Harmon Killebrew died last week. If you're not from Minnesota or a baseball fan, you might not know who he was, but for me, a mediocre Little Leaguer in the Sixties, Harmon was a big deal.
I can still remember my dad laughing as Harmon ran to first base and then quickly swapped his batting helmet for his baseball cap, a swift, practiced move to keep people from seeing his bald head.
Of course, Harmon didn't spend a lot of time on first base, except when he was walked by some terrified pitcher who had nightmares about losing one or more limbs to a vicious line drive. More often, he was seen watching appreciatively as one of his home runs sailed out of the ballpark, which he followed with a gentle trot around the bases, and finally the batting helmet to baseball cap switch in the privacy of the dugout.
I read most of the eulogies in the papers and read one story in particular over and over. I'd heard it before, but it had slipped my mind.
As the story goes, when Harmon was a small boy, the all the neighborhood kids seemed to gravitate to the Killebrew yard. A herd of small boys bent on recreation can be a little hard on the average yard. One day Harmon's mother was staring in despair at her ruined lawn when Harmon's father came home from work.
"Look at this!" she said. "They're ruining the grass!"
"Mother," he said, "we're not raising grass, we're raising boys."
Nothing like a little perspective to slam your priorities back into order.
Harmon's father's message is even more valuable in this day and age. What I find interesting about the story, beyond the invaluable message, is that Mr. Killebrew wasn’t a philosopher, pundit or talking head. He was just a guy, a dad, someone who went to work in the morning, came home to his family as soon as he could, and knew what mattered.
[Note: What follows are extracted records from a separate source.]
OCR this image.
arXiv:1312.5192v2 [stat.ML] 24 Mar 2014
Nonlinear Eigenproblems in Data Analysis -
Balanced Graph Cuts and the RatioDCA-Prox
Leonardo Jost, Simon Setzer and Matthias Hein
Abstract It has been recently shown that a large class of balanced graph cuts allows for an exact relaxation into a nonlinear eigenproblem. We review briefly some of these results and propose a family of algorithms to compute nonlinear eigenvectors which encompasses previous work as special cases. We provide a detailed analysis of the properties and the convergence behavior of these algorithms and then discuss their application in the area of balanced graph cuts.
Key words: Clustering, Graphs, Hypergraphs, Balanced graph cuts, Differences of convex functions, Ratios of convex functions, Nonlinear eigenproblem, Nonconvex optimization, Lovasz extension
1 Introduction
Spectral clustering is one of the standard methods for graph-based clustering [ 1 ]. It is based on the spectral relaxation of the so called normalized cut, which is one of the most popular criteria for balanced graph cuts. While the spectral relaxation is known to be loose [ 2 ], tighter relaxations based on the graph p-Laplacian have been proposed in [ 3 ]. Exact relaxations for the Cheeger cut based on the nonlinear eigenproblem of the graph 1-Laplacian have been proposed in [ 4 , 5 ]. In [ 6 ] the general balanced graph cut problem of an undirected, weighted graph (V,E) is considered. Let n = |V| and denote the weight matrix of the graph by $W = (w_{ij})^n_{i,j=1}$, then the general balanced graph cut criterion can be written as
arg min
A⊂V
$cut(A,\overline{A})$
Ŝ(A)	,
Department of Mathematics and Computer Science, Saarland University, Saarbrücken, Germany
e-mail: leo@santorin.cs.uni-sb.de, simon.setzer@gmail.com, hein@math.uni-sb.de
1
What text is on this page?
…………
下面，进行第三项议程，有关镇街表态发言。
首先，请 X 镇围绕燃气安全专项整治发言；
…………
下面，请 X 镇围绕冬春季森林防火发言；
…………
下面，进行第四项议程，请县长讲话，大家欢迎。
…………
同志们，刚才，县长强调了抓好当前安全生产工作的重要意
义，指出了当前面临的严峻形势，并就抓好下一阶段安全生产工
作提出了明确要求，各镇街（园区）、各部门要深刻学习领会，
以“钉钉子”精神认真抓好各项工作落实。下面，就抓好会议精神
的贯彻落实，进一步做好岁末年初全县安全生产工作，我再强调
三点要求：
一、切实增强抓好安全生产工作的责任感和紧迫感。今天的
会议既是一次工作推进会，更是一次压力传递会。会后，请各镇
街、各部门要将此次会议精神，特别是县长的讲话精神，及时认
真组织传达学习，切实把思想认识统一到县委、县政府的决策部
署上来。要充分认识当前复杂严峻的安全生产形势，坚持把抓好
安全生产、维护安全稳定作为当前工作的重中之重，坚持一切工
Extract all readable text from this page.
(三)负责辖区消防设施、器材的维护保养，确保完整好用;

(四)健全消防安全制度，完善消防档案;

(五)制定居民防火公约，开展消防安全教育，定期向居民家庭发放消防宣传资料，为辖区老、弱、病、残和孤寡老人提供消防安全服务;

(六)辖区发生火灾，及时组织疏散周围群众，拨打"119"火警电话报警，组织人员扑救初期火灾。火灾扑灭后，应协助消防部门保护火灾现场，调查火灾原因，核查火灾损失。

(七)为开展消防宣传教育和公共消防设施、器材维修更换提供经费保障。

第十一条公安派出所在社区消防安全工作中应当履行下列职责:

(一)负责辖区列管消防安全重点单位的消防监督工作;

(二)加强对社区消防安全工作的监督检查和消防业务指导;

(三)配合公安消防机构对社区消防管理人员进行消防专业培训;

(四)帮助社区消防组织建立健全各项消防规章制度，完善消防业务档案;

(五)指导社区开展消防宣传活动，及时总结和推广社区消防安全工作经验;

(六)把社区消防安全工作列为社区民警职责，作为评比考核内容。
We are surrounded by so many experts. They tell us to eat more fiber, vote for the wrong people, to live prudently but dance wildly. We’re supposed to drink more coffee, less coffee, red wine, mineral water and, after we’re well hydrated, get our colons cleansed. We’re told to watch over our children every minute to keep them safe, but at the same time let them live dangerously so they learn to cope with life. It’s all enough to make you a little crazy, particularly since so many of the advice givers are making big money with their bloviating.
When I was a kid, people got advice from the preacher and the guy at the end of the bar and that was about it. Now there’s no end to the number of the experts who make a living solving other people’s problems. What in the world happened to solving your own problems, to common sense? What happened to giving it your best shot, with the expectation that because you’re human, there would be failures?
I realize that Father didn’t always know best, but I don’t think that we’re any further ahead when Father is paralyzed with indecision because he can’t decide if two cups of coffee a day are good for him -- or is it one glass of red wine?
Some things really are simple. And usually, it’s the important things. Showing up on time, doing your job, keeping your word.
And letting the kids play on the grass.